Chapter 3 - Figurin*

15.4K 1.2K 38
                                    

*semacam ukiran atau cetakan berbentuk seperti hewan atau manusia

"Sugar.. Yes, please.."

Lirik lagu milik Maroon5 ini berkumandang di ruang tamu Platina, tempat ia menyanyikan lagu itu dengan iringan keyboard yang ia mainkan. Belum sempat nada terakhir ia capai, tiba-tiba pintu depan rumahnya menjeblak terbuka. Platina memekik kaget. Terdengar suara sendok-sendok jatuh dari arah dapur yang menandakan ibunya juga terkejut.

Platina menoleh dan melihat Aren berdiri di pintu depan dengan mata membelalak dan terlihat bersemangat, namun ada kekhawatiran yang tampak samar dari raut muka Aren. Kegelapan berdiri di belakangnya, hanya ada samar-samar lampu jalan yang menyusup dari balik punggung Aren.

"Siapa itu, Pat?" tanya Esmerada, Ibu Platina, sambil berjalan ke ruang tamu sambil mengelap sendok-sendok makan.

"Hanya Aren, Bu," kata Platina.

Esmerada memakai baju rumah selutut bewarna ungu. Rambut dan bola matanya yang hitam diwariskan kepada Platina. Ia tersenyum memandang Aren, yang sedang nyengir untuk berusaha menyembunyikan semangat yang menggebu-gebu, lalu memintanya untuk masuk dan duduk di ruang tamu karena sebentar lagi makan malam sudah siap.

"Ayahmu belum pulang, Nak?" tanyanya ramah.

Aren dan ibunya Platina sudah lama mengenal. Sudah biasa bagi Aren keluar masuk rumah ini dengan maksud menemui Platina.

"Belum, bu. Sepertinya ayah kerja lembur lagi malam ini." Aren tersenyum dan duduk di kursi ruang tamu. Ayahnya bekerja sebagai pegawai perusahaan tekstil di kota sebelah.

"Baiklah, kalau begitu lebih baik kau makan saja di sini dan nanti bisa kau bawa sebagian makanannya untuk makan malam ayahmu." Sambil berkata begitu, ia berjalan kembali ke dapur untuk menyelesaikan masakannya.

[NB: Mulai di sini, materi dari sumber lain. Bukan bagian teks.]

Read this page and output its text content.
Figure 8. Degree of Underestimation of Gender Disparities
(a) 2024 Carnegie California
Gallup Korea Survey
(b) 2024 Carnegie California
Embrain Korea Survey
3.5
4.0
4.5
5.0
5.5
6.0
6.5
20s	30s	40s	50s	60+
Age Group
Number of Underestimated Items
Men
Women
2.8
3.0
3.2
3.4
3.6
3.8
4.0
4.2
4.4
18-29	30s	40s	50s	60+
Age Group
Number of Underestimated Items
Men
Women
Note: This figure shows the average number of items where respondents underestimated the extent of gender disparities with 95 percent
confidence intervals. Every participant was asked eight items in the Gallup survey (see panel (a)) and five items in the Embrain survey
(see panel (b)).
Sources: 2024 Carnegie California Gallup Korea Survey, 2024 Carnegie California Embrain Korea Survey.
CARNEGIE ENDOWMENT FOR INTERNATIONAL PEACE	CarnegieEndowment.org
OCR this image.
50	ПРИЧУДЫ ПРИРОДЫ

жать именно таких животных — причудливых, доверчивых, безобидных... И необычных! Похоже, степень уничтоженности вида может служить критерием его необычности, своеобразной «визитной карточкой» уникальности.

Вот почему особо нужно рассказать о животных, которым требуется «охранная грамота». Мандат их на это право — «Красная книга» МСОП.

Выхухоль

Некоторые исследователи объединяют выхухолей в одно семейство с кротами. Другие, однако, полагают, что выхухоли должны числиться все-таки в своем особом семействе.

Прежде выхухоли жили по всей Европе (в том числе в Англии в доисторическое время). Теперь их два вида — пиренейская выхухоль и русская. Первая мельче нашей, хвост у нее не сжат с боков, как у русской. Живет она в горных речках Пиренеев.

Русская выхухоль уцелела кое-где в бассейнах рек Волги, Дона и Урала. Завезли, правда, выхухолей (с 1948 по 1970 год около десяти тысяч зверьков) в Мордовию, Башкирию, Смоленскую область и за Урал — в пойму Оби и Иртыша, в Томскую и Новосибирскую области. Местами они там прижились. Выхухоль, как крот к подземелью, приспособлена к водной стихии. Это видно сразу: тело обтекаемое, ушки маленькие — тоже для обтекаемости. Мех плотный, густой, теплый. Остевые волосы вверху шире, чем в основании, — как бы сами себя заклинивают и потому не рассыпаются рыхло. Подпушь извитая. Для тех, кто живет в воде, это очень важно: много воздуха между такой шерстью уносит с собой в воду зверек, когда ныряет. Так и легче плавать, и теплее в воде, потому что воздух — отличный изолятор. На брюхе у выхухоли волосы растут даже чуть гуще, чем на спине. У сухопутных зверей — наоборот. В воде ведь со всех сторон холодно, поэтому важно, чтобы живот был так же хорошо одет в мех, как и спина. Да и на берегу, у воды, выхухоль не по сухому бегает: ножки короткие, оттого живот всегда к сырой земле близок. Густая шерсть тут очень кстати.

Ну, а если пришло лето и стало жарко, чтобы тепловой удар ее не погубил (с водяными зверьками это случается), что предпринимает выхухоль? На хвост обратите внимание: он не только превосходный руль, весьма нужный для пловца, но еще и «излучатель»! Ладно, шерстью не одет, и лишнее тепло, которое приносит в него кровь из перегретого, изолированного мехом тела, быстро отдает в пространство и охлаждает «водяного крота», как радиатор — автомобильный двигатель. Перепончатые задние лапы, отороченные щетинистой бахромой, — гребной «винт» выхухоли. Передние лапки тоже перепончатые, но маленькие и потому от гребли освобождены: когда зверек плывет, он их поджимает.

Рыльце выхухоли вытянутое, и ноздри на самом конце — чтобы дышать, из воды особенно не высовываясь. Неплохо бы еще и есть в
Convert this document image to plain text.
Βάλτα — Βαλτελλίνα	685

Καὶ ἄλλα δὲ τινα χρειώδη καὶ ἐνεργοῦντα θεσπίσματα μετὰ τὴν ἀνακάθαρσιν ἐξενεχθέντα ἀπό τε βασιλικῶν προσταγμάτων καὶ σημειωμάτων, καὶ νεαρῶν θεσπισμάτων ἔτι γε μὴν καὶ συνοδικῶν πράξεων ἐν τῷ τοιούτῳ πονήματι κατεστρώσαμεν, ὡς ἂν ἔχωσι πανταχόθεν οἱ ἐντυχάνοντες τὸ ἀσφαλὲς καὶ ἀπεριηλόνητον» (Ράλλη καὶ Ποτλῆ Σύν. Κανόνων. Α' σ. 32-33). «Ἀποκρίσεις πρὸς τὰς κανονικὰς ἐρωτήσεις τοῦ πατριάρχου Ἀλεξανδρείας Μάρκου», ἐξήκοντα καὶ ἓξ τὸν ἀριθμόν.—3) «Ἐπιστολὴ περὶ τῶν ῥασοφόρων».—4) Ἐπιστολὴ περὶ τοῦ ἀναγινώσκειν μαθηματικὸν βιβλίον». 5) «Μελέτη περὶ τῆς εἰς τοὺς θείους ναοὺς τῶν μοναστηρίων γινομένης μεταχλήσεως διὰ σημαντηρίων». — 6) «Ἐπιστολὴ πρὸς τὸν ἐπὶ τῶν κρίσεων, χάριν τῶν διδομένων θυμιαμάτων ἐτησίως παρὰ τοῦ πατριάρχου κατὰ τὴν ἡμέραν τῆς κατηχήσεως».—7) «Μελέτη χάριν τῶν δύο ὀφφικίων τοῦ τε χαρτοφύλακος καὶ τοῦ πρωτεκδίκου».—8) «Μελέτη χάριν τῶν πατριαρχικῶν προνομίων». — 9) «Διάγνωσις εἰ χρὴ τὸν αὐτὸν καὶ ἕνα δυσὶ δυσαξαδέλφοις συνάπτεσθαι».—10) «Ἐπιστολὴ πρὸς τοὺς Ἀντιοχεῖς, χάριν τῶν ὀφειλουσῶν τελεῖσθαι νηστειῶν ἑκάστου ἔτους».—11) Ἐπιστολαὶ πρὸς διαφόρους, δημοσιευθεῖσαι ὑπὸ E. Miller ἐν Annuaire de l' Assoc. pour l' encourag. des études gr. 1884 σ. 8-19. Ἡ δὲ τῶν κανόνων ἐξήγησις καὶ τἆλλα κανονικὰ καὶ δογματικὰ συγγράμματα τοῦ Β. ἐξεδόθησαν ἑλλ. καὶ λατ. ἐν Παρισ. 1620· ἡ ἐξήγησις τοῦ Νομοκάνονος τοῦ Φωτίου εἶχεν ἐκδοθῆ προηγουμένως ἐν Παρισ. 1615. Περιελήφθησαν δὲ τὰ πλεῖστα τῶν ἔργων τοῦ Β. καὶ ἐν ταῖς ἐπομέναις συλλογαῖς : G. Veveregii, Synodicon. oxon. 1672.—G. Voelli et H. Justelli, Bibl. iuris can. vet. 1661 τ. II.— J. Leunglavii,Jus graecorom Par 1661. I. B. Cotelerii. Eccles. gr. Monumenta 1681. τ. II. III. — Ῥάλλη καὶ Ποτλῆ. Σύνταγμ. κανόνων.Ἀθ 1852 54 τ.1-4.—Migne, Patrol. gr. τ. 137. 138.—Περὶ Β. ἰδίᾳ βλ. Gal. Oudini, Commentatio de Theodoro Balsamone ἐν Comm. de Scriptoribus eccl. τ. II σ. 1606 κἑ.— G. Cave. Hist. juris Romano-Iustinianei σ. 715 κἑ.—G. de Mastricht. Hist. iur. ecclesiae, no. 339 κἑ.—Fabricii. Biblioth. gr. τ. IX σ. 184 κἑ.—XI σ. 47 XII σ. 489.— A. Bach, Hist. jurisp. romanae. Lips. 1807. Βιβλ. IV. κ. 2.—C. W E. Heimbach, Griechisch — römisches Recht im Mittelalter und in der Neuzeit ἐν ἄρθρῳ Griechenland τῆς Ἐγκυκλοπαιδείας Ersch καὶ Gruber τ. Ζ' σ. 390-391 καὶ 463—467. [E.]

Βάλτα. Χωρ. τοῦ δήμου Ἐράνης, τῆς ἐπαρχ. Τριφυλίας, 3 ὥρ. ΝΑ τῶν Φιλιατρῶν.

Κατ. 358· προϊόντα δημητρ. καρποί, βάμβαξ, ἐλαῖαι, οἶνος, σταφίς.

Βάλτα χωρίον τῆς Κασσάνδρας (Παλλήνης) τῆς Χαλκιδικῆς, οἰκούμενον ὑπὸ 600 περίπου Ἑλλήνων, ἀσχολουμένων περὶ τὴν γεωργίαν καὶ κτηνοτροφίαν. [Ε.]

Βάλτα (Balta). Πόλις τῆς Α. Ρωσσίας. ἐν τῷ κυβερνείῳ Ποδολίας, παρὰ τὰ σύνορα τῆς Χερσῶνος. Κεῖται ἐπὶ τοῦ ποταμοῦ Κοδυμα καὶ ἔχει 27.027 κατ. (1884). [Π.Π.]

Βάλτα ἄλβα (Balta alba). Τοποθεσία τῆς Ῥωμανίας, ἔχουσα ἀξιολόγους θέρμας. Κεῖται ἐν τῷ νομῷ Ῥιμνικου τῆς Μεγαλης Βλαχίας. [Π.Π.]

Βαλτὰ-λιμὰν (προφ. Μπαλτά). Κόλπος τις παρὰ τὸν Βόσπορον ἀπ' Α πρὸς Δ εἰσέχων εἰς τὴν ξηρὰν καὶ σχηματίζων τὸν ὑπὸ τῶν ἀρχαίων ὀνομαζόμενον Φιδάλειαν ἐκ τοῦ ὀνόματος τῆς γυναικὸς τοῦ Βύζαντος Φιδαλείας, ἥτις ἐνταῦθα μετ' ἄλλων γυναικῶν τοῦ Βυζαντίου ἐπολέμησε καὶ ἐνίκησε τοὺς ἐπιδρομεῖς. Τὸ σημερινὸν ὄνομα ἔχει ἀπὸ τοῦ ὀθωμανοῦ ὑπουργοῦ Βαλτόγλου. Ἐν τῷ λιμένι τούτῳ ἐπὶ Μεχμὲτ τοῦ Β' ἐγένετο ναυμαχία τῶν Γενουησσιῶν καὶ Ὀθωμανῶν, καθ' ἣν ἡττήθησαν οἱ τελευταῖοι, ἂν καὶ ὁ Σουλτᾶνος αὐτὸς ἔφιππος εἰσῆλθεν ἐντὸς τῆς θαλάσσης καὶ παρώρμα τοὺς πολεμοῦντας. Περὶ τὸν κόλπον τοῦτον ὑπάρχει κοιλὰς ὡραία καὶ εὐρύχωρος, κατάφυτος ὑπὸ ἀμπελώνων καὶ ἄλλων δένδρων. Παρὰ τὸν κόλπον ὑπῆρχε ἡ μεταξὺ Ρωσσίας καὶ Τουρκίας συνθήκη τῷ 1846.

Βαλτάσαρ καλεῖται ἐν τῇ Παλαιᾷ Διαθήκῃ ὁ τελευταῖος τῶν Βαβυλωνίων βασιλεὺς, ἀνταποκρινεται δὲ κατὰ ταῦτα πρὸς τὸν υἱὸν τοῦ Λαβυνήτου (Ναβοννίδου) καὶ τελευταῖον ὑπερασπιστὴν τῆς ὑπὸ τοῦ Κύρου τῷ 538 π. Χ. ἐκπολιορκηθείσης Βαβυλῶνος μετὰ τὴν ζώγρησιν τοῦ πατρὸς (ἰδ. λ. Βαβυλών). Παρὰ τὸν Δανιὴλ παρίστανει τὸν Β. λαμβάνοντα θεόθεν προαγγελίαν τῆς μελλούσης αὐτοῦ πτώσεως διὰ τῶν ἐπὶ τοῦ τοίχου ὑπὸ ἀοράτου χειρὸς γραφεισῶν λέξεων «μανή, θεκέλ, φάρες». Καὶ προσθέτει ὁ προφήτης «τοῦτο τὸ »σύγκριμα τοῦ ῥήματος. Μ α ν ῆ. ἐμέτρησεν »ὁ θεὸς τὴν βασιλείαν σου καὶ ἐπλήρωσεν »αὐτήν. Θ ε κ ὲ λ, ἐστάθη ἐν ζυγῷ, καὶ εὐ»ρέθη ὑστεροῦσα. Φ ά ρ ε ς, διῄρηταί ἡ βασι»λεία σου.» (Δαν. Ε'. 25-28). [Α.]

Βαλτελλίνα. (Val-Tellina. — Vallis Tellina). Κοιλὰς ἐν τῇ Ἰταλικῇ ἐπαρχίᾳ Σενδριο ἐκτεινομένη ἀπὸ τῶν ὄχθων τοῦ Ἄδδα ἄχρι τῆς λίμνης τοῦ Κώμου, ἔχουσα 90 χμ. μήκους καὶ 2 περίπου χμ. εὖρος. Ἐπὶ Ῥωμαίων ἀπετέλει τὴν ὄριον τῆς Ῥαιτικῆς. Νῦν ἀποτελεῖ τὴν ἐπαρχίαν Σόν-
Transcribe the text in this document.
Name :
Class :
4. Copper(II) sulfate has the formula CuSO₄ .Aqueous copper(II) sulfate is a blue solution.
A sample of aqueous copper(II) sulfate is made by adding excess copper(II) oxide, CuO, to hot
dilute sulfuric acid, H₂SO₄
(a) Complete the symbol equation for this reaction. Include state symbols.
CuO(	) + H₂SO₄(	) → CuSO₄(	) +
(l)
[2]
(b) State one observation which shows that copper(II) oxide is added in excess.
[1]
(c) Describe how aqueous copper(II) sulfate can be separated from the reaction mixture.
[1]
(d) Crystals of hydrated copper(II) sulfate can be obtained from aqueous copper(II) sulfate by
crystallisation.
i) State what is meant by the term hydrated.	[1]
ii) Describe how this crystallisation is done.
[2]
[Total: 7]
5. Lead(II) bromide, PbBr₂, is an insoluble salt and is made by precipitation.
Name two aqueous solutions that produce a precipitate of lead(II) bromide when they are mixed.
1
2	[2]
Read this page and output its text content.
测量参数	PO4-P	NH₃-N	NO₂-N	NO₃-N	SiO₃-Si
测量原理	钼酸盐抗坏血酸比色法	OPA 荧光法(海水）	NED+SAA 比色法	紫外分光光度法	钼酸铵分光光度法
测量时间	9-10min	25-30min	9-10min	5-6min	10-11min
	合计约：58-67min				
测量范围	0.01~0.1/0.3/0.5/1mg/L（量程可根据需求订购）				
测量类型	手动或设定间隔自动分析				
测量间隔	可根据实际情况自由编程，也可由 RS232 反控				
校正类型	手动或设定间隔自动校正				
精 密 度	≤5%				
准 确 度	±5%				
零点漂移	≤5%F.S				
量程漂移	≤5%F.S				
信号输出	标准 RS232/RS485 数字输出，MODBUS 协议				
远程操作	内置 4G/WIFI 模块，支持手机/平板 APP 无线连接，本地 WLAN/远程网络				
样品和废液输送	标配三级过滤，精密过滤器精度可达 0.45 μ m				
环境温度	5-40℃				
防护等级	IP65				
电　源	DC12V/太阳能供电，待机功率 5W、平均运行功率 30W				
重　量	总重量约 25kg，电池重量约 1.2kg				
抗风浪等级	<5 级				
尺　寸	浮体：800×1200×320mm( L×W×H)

"Kau kenapa sih? Jangan bilang kau takut gelap dan sendirian di rumah jadi buru-buru kesini?" tanya Platina sambil memandang Aren galak. Ia sebal nyanyiannya diinterupsi dengan tidak sopan oleh temannya itu.

Aren menggelengkan kepala, tetapi semangatnya kembali muncul, malahan tersenyum penuh rahasia pada Platina. "Tidak, tidak. Maaf atas pintu yang tadi terbuka keras. Tapi, aku tidak sabar menunjukkan sesuatu padamu."

"Apa itu?"

Platina mengernyit penasaran sambil memandang Aren, yang baru ia sadari berkeringat entah karena apa. Platina mengedikkan kepala meminta penjelasan.

"Tidak bisa di sini. Kita harus ke kamarku sekarang," jawab Aren agak berbisik sambil melirik ke arah dapur memastikan tidak ada yang mendengarnya berbicara selain Platina. "Aku bertaruh kau tidak akan memepercayai ini."

"Tidak bisa sekarang. Kita harus makan malam dulu. Bisa mati kita nanti kalau tidak makan masakan Ibu."

Mereka berdua menahan tawa. Ibu Platina terkenal keras kalau tentang makanan. Ia tidak akan mengizinkan Platina pergi kemana pun kalau tidak makan dulu masakan buatannya.

Aren terdiam berpikir kemudian berkata, "Baiklah kalau begitu, sepertinya ini bisa menunggu."

Kemudian, masakan datang dan mereka makan malam bertiga. Masakan yang terdiri dari semur daging dan kentang, serta wortel dan buncis rebus, menjadi menu mereka malam itu. Setelah makan banyak, beramah-tamah, dan bercanda sopan, Platina meminta izin untuk pergi kerumah Aren. Ibunya mengiyakan dan berkata bahwa ia akan tidur lebih dulu karena lelah dengan pekerjaan di rumah sakit hari itu. Ibu Platina adalah perawat yang bekerja di Rumah Sakit Ethernal milik Universitas Ethernal.

Mereka berdua buru-buru menuju rumah Aren yang terletak di sebelah utara rumah Platina. Rumah mereka kembar identik dengan warna cat berbeda, rumah Aren bercat cokelat, rumah Platina bercat abu-abu. Aren berjalan cepat menuju kamarnya di lantai dua.